The triumph of process over productivity.

Makes me think of the Soviet era of production horror stories.
 
Metrics to evaluate the performance of senior ranks in the PS favour process and not productivity.  You get more of what you measure.
 
Thucydides said:
Overheard this weekend. Apparently someone was at a town hall(?) with the new MND, and the issue of "why can't we get things like boots" came up. The answer was there were over 130 steps in the procurement bureaucracy that had to be taken (including those outside DND).

If getting COTs and COTS equivalent items take 138 steps, then getting new ships or aircraft which are essentially bespoke items = "we're doomed"  (and BTW, another member actually had a pair of the "new" zipper boots. After 130 steps to ensure they were procured, the zipper failed on the first weekend....The warehouse where he went to get the issued boots was already full of failed pairs of zipper boots where the zippers failed as people were trying them on for size).

The triumph of process over productivity.

That fucker should resign. Boots are bare essentials and the troops shouldn't have to pay out of pocket to get them.
 
Thucydides said:
Overheard this weekend. Apparently someone was at a town hall(?) with the new MND, and the issue of "why can't we get things like boots" came up. The answer was there were over 130 steps in the procurement bureaucracy that had to be taken (including those outside DND).
Can confirm this. I was there at the townhall a couple weeks ago.
 
Sheep Dog AT said:
That ****** should resign. Boots are bare essentials and the troops shouldn't have to pay out of pocket to get them.

Do you think this is a new process that the new MND brought in?
 
jmt18325 said:
Do you think this is a new process that the new MND brought in?

No. But he is now the Minister. He now owns the problem.

Can't blame the Conservatives forever.
 
SeaKingTacco said:
No. But he is now the Minister. He now owns the problem.

Can't blame the Conservatives forever.
Funny I didn't hear a load of calls for the resignation of the previous DefMin around these parts, then ...

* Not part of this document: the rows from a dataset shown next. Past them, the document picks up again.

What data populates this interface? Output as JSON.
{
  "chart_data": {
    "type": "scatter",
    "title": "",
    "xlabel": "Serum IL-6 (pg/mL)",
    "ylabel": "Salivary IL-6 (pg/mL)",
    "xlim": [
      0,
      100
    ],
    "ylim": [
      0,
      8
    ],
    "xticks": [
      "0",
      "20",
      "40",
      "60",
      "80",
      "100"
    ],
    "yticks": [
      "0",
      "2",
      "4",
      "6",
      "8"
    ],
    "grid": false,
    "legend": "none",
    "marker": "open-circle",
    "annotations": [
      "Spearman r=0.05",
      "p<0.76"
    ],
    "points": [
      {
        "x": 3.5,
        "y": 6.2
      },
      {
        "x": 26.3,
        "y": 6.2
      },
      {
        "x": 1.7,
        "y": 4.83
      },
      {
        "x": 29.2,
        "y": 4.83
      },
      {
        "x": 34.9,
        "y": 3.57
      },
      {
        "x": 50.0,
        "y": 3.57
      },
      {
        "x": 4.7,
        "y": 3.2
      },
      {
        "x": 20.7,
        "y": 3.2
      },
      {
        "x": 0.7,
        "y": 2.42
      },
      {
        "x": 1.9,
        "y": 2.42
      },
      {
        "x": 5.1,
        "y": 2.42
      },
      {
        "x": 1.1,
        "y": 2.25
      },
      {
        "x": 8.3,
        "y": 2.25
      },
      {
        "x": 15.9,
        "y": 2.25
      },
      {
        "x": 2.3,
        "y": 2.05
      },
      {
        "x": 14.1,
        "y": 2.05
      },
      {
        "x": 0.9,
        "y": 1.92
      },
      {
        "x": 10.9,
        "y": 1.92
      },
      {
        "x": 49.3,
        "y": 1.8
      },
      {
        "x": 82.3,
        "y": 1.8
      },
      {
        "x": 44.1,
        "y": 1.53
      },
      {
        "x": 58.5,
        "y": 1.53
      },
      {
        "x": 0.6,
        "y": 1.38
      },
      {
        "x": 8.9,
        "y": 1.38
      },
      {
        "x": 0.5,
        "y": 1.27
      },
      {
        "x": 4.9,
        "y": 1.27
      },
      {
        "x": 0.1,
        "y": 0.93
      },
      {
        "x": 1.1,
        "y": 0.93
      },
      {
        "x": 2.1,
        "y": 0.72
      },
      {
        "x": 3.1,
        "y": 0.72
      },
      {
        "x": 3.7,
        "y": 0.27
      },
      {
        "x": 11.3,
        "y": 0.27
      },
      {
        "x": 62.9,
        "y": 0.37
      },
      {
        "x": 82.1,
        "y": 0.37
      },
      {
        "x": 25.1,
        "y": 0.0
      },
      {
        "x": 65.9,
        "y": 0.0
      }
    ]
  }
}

Sincere question, here:  do we even know if the Minister (past or present) "knows" about the problem?  It's one thing to say it's been said @ a town hall, or mentioned in public posts on an online forum (where reporters can see the information, but choose not to act on it - probably because they'd never get anyone to speak on the record about being f**cked over), but does anyone here know if there's been official notification to levels that can make a difference that "hey, boots are so hard to come by that some recruits don't get any and have to buy them"?
 
Sheep Dog AT said:
That fucker should resign.
Gear down big rig.  I have heard "that fucker" raise the same observation that there are so many steps in the procurement process and a lack of flexibility to treat simple kit any different from complicated capital.  He did it in the context of pointing out one of the problems he has discovered and intends to resolve.  Give him time to do something about it.
 
MCG said:
Gear down big rig.  I have heard "that fucker" raise the same observation that there are so many steps in the procurement process and a lack of flexibility to treat simple kit any different from complicated capital.  He did it in the context of pointing out one of the problems he has discovered and intends to resolve.  Give him time to do something about it.
There you go being reasonable - wherever are we going to be with THAT attitude?  ;D
 
If we could just finally get PWGSC out of meddling with the process, it would vastly speed up the flash to bang.  They, are my true enemy as far as I'm concerned.
 
Our project managers don't help either. Writing SORs that rule out everything but one supplier just sets us back further. Write what we need, and rule the crappy ones out in testing.